Peter Murray has written a great post analyzing some of the complex issues of copyright and our bibliographic descriptions.
I wrote a comment on that post which turned huge, so I post it here too as it’s own thing..
This is good stuff, thanks Peter.
I’d offer some clarifications, or maybe they’re actually whatever the opposite of clarifications are. Murkifications?
Controlled vocab assignment
I think it’s actually pretty unclear whether things like controlled subject and classification assignment are sufficiently creative to have a copyright. Maybe, maybe not. Rather than assuming they are.
When it comes to original abstracts (not extracts) like we get from the publisher, it is more clear that there is copyright created. I don’t think such abstracts are typically found in our catalog records with the exception of those we get from publishers, I don’t think catalogers are typically writing such things.
Who holds copyright?
If there is a copyright, it isn’t neccesarily held by the ‘person’ doing the copyrighting. If you create copyrighted work as a regular employee, the copyright belongs to your employer. If you’re a contractor, it could go either way, depending on your contract. If you work for the federal government though, neither you nor your employer has copyright in the US, the federal government has no copyright in the US (according to the Copyright Act).

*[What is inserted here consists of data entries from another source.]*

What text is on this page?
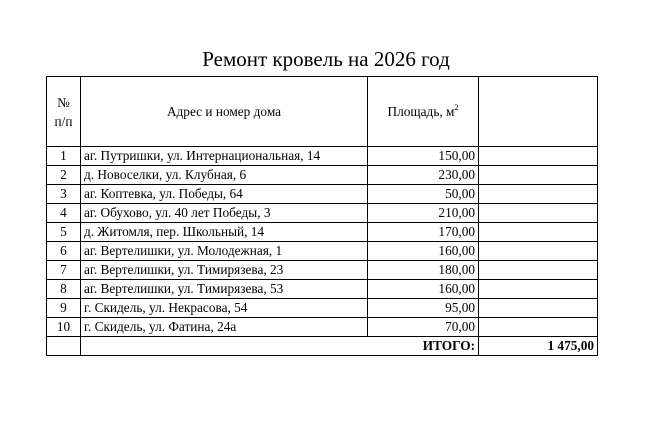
Ремонт кровель на 2026 год
№
п/п	Адрес и номер дома	Площадь, $м^2$	
1	аг. Путришки, ул. Интернациональная, 14	150,00	
2	д. Новоселки, ул. Клубная, 6	230,00	
3	аг. Коптевка, ул. Победы, 64	50,00	
4	аг. Обухово, ул. 40 лет Победы, 3	210,00	
5	д. Житомля, пер. Школьный, 14	170,00	
6	аг. Вертелишки, ул. Молодежная, 1	160,00	
7	аг. Вертелишки, ул. Тимирязева, 23	180,00	
8	аг. Вертелишки, ул. Тимирязева, 53	160,00	
9	г. Скидель, ул. Некрасова, 54	95,00	
10	г. Скидель, ул. Фатина, 24а	70,00	
	ИТОГО:		1 475,00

When we get to data (or ‘content’) created by machine–this is a new topic I hadn’t even considered before. But is also somewhat murky. I suspect it’s unlikely that someone created by a machine could possibly have sufficient ‘creativity’ or ‘originality’ to have copyright! The code actually doing the work, which was written by humans, definitely has copyright (and possibly patent) protection. But it’s output? I doubt it. That it was created mindlessly by a machine would seem to ipso facto mean it’s not ‘creative’.
How about some real lawyers’ opinions?
But I’m still not a lawyer. All this stuff is murky. This would be a GREAT topic for a regional consortium or library organization to have it’s legal counsel write a memo on, similarly to the great analysis that I think I remember seeing of Google Books agreement from ACRL counsel (or was it ARL?), but I can’t find now. (Anyone else know what I’m talking about?)

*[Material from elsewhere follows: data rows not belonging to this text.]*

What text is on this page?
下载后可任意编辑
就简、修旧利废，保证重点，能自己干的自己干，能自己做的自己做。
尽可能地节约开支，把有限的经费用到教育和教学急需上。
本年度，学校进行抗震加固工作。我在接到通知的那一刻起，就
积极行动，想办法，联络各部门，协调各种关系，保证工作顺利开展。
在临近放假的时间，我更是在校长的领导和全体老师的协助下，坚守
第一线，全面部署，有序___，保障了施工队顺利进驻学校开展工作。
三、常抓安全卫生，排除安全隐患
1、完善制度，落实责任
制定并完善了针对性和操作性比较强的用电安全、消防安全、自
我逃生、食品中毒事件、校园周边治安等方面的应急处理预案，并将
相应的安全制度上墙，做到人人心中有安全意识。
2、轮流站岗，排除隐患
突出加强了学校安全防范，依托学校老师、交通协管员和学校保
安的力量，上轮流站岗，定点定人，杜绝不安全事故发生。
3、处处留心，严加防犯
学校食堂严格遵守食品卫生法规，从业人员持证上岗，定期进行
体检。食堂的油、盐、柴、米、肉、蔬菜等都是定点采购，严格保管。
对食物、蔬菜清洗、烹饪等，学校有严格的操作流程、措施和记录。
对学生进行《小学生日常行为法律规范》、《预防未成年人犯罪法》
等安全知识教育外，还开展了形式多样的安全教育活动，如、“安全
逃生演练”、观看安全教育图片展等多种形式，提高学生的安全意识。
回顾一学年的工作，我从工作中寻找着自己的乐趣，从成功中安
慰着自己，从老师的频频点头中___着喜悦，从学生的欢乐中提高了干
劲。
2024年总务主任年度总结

I hope that such consortiums and organizations aren’t scared that even having counsel write such an analysis would be considered threatening by OCLC, and thus avoid it for that reason. We could use it.
It’s interesting the approach the PDDL takes to all of this. The PDDL is specifically written to say, basically, “We aren’t sure what rights we have in this content/data, accross various legal jurisdictions. But no matter what rights we have, we relinquish ALL of them, to the extent we are able to by law, and put it in the public domain. And if there any we aren’t allowed to relinquish by law, we grant you a free license to them. ”

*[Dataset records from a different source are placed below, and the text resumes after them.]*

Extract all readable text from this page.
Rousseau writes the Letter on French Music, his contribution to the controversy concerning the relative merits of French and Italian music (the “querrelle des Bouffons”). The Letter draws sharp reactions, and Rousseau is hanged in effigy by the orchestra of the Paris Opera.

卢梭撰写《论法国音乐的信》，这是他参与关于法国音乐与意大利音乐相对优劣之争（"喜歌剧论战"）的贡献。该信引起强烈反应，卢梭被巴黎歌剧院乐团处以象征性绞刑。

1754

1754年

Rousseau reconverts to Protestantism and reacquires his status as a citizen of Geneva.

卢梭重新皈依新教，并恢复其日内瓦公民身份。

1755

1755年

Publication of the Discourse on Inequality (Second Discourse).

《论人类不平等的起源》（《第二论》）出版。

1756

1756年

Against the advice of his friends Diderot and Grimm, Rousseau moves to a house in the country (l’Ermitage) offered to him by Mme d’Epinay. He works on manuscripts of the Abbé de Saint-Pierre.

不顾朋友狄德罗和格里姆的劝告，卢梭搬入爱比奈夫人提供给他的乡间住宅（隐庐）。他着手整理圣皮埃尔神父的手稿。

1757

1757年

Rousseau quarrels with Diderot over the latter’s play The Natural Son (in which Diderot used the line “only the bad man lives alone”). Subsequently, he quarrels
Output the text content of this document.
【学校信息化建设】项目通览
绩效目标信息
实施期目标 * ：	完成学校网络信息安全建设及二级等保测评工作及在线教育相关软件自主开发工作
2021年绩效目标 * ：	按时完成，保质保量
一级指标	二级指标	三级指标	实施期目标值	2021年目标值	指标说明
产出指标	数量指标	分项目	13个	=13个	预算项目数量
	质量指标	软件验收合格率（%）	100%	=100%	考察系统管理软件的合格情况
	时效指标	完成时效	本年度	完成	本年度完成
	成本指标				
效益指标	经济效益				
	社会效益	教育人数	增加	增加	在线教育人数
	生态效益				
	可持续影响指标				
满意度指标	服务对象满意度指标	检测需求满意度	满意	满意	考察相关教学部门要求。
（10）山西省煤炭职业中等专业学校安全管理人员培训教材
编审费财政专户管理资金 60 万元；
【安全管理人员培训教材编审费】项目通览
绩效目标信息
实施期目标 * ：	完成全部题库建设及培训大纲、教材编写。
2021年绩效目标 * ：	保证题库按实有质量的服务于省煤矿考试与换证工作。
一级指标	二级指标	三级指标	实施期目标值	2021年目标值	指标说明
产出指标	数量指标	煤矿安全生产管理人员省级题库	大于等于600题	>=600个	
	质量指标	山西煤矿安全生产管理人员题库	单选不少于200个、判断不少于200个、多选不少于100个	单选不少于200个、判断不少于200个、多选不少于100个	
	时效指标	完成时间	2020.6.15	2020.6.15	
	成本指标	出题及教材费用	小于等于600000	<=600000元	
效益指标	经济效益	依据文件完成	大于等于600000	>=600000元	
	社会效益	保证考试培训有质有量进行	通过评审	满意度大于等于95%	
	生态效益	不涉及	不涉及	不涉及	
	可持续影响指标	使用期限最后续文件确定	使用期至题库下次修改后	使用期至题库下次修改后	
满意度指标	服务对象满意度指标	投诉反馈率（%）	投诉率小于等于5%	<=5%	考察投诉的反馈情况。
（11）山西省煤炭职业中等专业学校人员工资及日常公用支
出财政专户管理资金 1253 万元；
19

So it’s written to avoid the whole legal mess, and say, no matter what, what we WANT to do is make this open access, and no matter what rights we have, we can do that, so, go.
That’s one reason the PDDL, unlike the CC licenses, isn’t “some rights reserved”, but “no rights reserved”—when you don’t even know what rights you have in the first place, it’s hard to reserve some of them, but easier just to say, whatever they are, I relinquish them.
( Incidentally, that issue makes LibraryThing’s practice of having user’s attach CC licenses to facts about books rather suspect. If those facts aren’t copyrightable in the first place, then the CC license doesn’t do anything. The CC license is based on the idea that the originator possesses copyright, and is using copyright to allow only certain uses, and enforce certain restrictions. IF there is no copyright in the first place, the CC license is unenforceable. )
So anyway, PDDL. I think it is in libraries best interest to put ALL data they originate under the PDDL, and to try and only enhance records with data similarly released under the PDDL. If we want to just release the data we originate, the exact legal details don’t neccesarily matter, the PDDL can release them no matter what. It’s when we want to restrict our data that the exact legal details matter, as to whether we an. (The legal details may matter when we want to use data we did NOT originate too, of course).
Unfortunately, it’s still not exactly clear how to legally apply the PDDL to our complicated databases that may have records from multiple sources, and an individual record may have data/content from multiple sources at multiple times. See the threads in the recently created ODC-discuss list.
I think it should be a priority to clarify how to legally apply the PDDL to library data. Another fine thing for consortial or national organizational counsel to apply themselves to.
But it’s still unclear to me if our actual decision-makers and administrators care about these issues yet. They ought to.